Mother did not challenge the sufficiency of the evidence underlying the jury’s termination findings. Instead, she raised two procedural and constitutional challenges on appeal: first, that the jury charge contained an improper non-statutory definition of “endanger” that amounted to a direct comment on the evidence; and second, that her appointed trial counsel was constitutionally ineffective for failing to investigate or contest the drug-test results that formed the evidentiary backbone of the State’s case.
The Court’s Holding
The Second Court of Appeals affirmed the termination order on both issues. On the jury-charge claim, the court held that Mother waived any error by failing to object to the charge at trial. Although Mother urged the court to adopt a special preservation exception for parental-rights cases to better protect constitutional parental interests, the court declined, noting that the Texas Supreme Court had already squarely foreclosed that argument in In re A.F., 113 S.W.3d 363 (Tex. 2003), and In re B.L.D., 113 S.W.3d 340 (Tex. 2003), holding that preservation rules apply fully in termination cases and that due process does not require appellate review of unpreserved charge error.
On the ineffective-assistance claim, the court applied the two-prong Strickland test and found that Mother could not satisfy the deficient-performance prong. Mother argued that trial counsel should have challenged the drug-test results by invoking the forensic-analyst and laboratory licensing requirements enacted by Senate Bill 1287 of the 84th Texas Legislature, codified at Article 38.01 and Article 38.35 of the Texas Code of Criminal Procedure. The court held that those statutes apply exclusively to criminal actions and expressly exclude civil and administrative litigation. Because a parental-rights-termination proceeding is a civil matter, any objection grounded in the criminal forensic-licensing scheme would have been frivolous and properly overruled. Counsel cannot be faulted for declining to make a meritless objection, and Mother pointed to no other legal theory supporting exclusion of the drug-test evidence.
Key Takeaways
- Jury-charge complaints in parental-rights-termination cases must be preserved by timely objection at trial; Texas courts will not craft a special exception to preservation rules even given the constitutional weight of parental rights.
- Texas’s forensic-analyst and laboratory licensing scheme under Articles 38.01 and 38.35 of the Code of Criminal Procedure applies only to criminal actions — it does not govern drug-test evidence offered in civil parental-termination proceedings, even when the underlying conduct could carry criminal implications.

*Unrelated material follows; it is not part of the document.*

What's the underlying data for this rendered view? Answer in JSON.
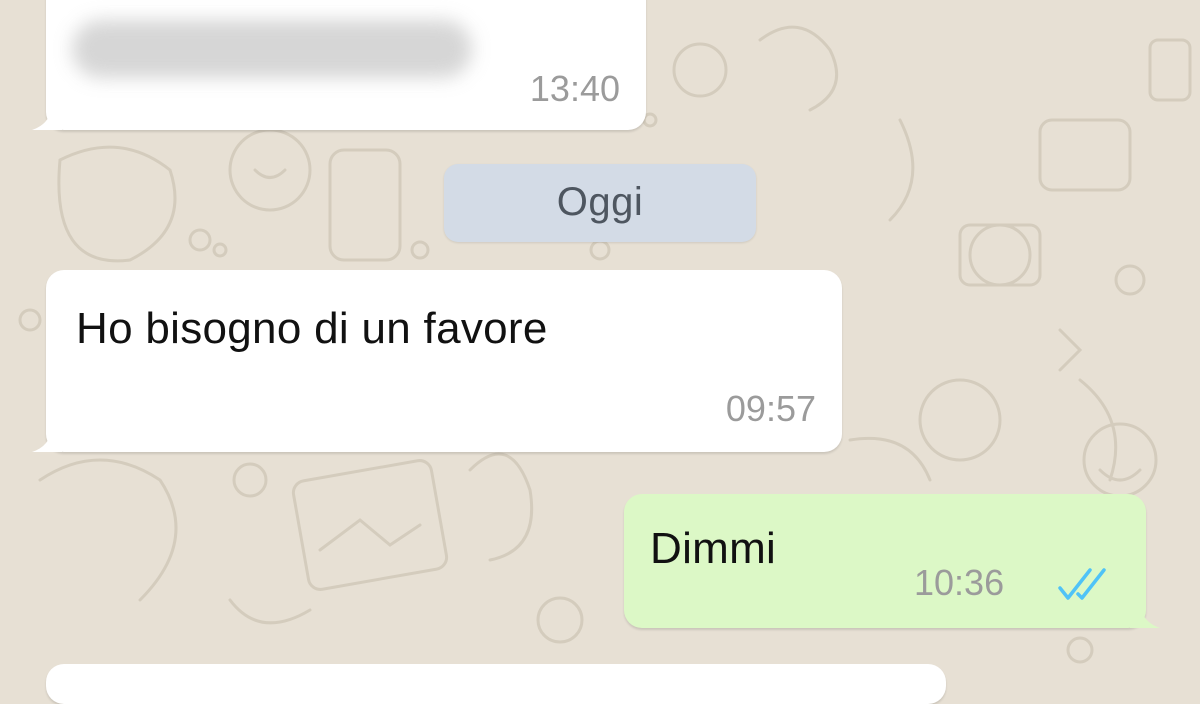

- A parental-termination ineffective-assistance claim fails at the deficiency prong when the only argued basis for objection would have been legally frivolous; trial counsel is not required to make unavailing objections.
- The civil versus criminal character of a proceeding is determined by the nature of the litigation itself, not by the presence of embedded criminal-law questions or facts.
Why It Matters
This decision reinforces that standard civil preservation rules apply with full force in parental-termination jury trials, foreclosing after-the-fact appellate correction of charge errors that skilled counsel could have raised below. For practitioners representing parents in termination proceedings, the case is a pointed reminder that charge review must occur before the jury retires — not on appeal.
The court’s analysis of the forensic-licensing statutes also provides useful guidance for both family-law and criminal-defense practitioners: the accreditation and licensing requirements of Articles 38.01 and 38.35 are tools for criminal litigation only. Attorneys handling civil child-protective cases who seek to challenge drug-testing methodology must look to evidentiary rules, expert-qualification standards, and civil discovery rather than the criminal forensic-science framework.